Vivi grande
parte da minha vida na Praceta Ferreira de Castro, em Agualva. Foi um óptimo
lugar para se viver uma infância: tinha um parque infantil e um jardim. O parque,
aquando do programa Polis, deu lugar a um estacionamento. O jardim foi perdendo
ao longo da duas últimas décadas o esplendor de outrora, em que era o único
jardim da freguesia e o cenário das tradicionais fotos de casamento.
A praceta
foi habitada, na década de 60, por muito casais oriundos da migração do
interior do pais, em busca de melhores condições de vida do que as que teriam
na exploração dos pequenos terrenos agrícolas familiares. Aqui, cresceu uma
geração de rapazes (eram quase 30), entre os quais os meus irmãos (nós,
raparigas, éramos em menor número), que se reuniam nos seus bancos, sempre sob
o olhar de uma qualquer vizinha. O jardim era um espaço familiar, vigiado (pelo
olho de falcão da D. Ana e restantes vizinhos) e respeitado.
Mas as
gerações crescem e vão à sua vida fora da praceta. Alguns vizinhos mudam-se,
outros despedem-se desta vida. As casa recebem novos moradores. Moradores para
quem a praceta é o local onde dormem e não o local onde os seus filhos crescem
em comunidade na rua. Pessoas com outros valores que não o de vigiar um jardim
que o descaso de uns, a falta de empenho de outros e o vandalismo de estranhos
foi votando ao desleixo.
Que solução
para este local?
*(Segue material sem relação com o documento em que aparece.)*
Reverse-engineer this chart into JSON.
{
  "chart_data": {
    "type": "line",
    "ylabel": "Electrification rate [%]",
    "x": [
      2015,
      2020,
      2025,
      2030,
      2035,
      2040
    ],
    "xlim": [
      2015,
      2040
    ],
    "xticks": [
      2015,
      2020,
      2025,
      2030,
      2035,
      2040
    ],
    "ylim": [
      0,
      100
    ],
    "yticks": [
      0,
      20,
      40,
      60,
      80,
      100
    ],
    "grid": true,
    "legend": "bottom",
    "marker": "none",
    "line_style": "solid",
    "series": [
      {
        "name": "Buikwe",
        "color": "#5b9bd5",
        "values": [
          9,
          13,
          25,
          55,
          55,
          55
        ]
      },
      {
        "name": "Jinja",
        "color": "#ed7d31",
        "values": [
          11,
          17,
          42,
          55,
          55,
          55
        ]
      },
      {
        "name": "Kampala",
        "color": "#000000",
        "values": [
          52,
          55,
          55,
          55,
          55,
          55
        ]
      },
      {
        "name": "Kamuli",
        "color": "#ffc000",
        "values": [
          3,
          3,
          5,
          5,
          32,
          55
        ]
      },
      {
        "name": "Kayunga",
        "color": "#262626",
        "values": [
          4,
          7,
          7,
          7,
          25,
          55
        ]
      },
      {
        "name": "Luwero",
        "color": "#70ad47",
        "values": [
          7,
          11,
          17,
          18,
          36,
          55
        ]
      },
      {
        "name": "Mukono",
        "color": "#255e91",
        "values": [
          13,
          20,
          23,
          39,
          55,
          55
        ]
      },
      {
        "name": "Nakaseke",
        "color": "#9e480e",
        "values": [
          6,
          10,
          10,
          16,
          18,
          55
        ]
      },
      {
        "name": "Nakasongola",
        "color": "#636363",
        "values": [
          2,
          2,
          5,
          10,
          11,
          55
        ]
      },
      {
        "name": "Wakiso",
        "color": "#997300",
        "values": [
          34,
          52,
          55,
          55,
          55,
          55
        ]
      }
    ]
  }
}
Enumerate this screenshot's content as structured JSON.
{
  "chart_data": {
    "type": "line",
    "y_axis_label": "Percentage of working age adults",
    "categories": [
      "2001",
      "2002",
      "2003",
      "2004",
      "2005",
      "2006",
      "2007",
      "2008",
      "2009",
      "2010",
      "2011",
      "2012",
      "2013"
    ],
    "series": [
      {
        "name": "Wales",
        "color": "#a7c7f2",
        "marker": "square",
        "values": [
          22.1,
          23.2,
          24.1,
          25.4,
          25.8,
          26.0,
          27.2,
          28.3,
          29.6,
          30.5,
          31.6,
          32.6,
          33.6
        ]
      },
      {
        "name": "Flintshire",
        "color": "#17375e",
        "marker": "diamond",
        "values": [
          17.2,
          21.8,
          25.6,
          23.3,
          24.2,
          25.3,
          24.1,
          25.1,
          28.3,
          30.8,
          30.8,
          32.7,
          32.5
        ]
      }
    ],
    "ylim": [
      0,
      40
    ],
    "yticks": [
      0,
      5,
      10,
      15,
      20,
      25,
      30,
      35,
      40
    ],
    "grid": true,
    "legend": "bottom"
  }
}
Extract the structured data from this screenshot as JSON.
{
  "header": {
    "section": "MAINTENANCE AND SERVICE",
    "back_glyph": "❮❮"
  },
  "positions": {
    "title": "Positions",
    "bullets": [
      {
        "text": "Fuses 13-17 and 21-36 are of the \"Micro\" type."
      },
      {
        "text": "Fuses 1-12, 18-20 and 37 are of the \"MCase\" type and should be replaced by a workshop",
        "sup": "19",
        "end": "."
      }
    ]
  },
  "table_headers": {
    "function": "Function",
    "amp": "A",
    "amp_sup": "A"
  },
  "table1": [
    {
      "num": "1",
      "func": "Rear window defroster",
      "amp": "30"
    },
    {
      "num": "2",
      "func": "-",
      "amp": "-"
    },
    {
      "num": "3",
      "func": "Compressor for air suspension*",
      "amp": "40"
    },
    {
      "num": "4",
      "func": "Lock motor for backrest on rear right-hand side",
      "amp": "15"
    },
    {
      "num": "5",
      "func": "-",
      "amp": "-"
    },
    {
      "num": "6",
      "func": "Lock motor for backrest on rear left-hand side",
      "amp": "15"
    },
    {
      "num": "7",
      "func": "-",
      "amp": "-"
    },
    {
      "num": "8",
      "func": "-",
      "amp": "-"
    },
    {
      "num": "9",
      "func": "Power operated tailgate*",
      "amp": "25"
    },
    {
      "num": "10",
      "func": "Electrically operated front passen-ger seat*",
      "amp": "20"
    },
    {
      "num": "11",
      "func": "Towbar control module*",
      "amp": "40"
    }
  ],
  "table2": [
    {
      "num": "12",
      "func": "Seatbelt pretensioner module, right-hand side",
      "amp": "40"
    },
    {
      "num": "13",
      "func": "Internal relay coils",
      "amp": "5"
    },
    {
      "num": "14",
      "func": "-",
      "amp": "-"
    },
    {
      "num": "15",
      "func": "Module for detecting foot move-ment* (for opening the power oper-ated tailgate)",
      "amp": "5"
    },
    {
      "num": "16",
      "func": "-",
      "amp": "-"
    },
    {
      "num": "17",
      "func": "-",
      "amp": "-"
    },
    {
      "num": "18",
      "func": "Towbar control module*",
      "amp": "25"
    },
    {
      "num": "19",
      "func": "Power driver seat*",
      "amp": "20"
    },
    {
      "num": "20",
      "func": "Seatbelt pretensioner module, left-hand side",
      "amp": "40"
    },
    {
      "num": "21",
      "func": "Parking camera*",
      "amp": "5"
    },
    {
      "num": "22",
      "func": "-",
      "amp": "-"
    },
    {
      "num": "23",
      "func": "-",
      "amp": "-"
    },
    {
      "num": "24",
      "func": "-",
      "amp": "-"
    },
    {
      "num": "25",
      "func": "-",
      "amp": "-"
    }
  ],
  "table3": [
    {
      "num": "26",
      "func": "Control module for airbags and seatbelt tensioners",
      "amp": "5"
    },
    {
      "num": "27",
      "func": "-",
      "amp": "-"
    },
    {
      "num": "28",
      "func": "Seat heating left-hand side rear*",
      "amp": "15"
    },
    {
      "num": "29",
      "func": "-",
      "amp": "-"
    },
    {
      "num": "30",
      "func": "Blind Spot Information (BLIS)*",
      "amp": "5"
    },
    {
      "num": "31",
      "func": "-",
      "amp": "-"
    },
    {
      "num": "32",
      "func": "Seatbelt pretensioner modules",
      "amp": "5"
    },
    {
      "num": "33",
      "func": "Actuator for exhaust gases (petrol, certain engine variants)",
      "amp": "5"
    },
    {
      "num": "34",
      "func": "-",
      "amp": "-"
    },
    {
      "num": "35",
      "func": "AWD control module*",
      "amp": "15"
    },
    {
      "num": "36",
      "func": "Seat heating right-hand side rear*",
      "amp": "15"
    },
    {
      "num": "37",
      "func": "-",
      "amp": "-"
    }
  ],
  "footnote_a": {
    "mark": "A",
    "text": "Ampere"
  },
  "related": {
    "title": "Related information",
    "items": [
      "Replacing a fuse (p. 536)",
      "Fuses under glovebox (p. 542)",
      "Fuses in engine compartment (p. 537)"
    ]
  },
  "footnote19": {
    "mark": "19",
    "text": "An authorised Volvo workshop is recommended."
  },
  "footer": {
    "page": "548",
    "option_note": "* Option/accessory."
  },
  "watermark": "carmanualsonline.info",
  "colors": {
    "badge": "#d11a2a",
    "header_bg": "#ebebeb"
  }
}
Muitos gostariam apenas de vê-lo transformado em mais lugares
de estacionamento. Esquecem que o verde, uma vez perdido, nunca mais retorna. Outros,
a velha guarda, querem o esplendor de há 45 anos. Desenganem-se. O tempo segue
em frente e já nada será como era e há que perceber que a solução não pode
passar só pela afectividade, que também não pode nem deve ser negligenciada
pelos decisores. No entanto, é possível devolver a dignidade a este espaço.
Eu acredito
na valorização deste espaço. Terá de ser um jardim renovado, mas diferente de
outras décadas. Hoje, os valores e as prioridades são outros.
Hoje, as
novas gerações crescem dentro de 4 paredes em frente aos computadores. As mães
e avós trabalham a tempo inteiro. Isto é, se não estiverem à procura de um
trabalho, o lhes ocupa igual tempo. Hoje, o medo da violência e represálias de
uns quantos vândalos impede a resistência dos mais velhos. Hoje, os valores da
cidadania são praticados mas só a nível das exigências e não no que está ao
nosso alcance e à nossa frente: a preservação de um espaço que é de todos.
Sempre que
retorno à praceta onde os meus pais se estabeleceram após o casamento, criaram
três filhos e fizeram amizades de toda uma vida, fico triste com o estado do
meu jardim. Tecnicamente, não sei quais as melhores soluções, mas sei que já
todas foram apresentadas. O meu senso diz-me que a vigilância e cuidados
regulares, a rega e a plantação apropriadas darão os seus frutos. Talvez demore
ainda uns meses a ver os resultados desejados. Mas também acredito que um
jardim cuidado possa fazer com que novas gerações voltem a sentir o afecto que
todos sentimos.
Se mais não
posso pedir, posso, no entanto, dar este testemunho. Peço a todos que lutem por
este espaço que é de todos e para que este venha a ter um novo esplendor. Merece
a freguesia e merecemos todos nós que aqui residimos e trabalhamos.